By Connie Curtis
The drive was very eventful all the the sights on the road on the way there; all the people you can get on a motorbike and ladies riding side saddle in sarees. Drivers don’t keep to the white lines and meander all over the road. The contrast in living accommodation and conditions is marked.
When we arrived at the mall there is a person to give you your carpark ticket from the machine and another person opens the boot and searches it – a security measure. Once in the car park There are a lot of people directing cars into free spaces and blowing whistles to direct and attract attention.
To get into the shopping mall there is an airport style security scanner and a bag check too. A security wand is also waved over your body. After that you are allowed in to wander around but you can’t walk into any old shop without being stopped if you have bags. All bags have to be checked in with security and a token is given for it – you retrieve your bags when exiting the shop. The security guards in shops are also the tiniest security guards seen. They almost all welcome you with “namaste” or “namascara”. When buying items sales assistants insist on taking an Indian mobile number before any purchase can be made. Whilst there are loads of people to assist the service is slow and no one works quickly. When leaving a store you have to show your receipt – some shops stamp, some hole punch and other just look at it.
Every lift has a lift attendant who sits in a lift all day pushing buttons for the floors. Everyone pushes and barges out in lifts – nobody lets people out first – people are trying to get in before anyone can get out.
There is no sense of personal space – everyone stands so close behind you that you can feel them. You are however aware of people looking and staring at you. (We did not see any other white people in the mall.)

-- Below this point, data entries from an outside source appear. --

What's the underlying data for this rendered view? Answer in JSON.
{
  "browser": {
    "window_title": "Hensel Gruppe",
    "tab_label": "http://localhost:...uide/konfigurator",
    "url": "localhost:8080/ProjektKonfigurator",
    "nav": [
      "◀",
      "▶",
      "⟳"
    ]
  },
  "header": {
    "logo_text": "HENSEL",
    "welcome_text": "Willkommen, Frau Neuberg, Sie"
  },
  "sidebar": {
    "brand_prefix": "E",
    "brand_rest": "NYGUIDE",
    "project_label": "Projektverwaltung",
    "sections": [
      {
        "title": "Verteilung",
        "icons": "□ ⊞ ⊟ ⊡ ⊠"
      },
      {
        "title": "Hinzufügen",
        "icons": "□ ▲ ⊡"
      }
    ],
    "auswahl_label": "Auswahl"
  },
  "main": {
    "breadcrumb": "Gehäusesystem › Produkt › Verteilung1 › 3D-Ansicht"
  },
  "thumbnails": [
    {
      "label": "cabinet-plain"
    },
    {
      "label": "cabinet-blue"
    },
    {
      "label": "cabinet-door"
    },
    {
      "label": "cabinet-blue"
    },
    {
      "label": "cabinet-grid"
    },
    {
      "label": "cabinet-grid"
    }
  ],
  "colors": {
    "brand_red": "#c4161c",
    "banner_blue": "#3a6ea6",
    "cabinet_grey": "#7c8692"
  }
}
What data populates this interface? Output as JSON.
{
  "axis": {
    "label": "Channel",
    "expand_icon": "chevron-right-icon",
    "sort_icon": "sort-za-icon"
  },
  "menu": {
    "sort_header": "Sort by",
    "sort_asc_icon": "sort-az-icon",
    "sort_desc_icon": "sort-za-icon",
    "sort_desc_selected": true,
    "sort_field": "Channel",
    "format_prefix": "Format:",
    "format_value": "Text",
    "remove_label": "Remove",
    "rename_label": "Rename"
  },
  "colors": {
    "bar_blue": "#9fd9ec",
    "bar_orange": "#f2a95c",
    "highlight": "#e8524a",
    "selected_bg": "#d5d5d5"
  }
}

Inside the shopping mall there are so many people employed to clean but walk a outside and it’s a rubbish dump. It’s difficult to comprehend that they don’t want to keep area around the mall (or other shops in general) clean and tidy. Even the steps going up to shops are dirty and/or broken.
There was one huge benefit to shopping in Bangalore though. When in a shop looking at tunics a lady just approached me and gave me a compliment. She said I was “an exceptional stunning and beautiful woman”. It’s not a compliment someone in the UK would give to a complete stranger!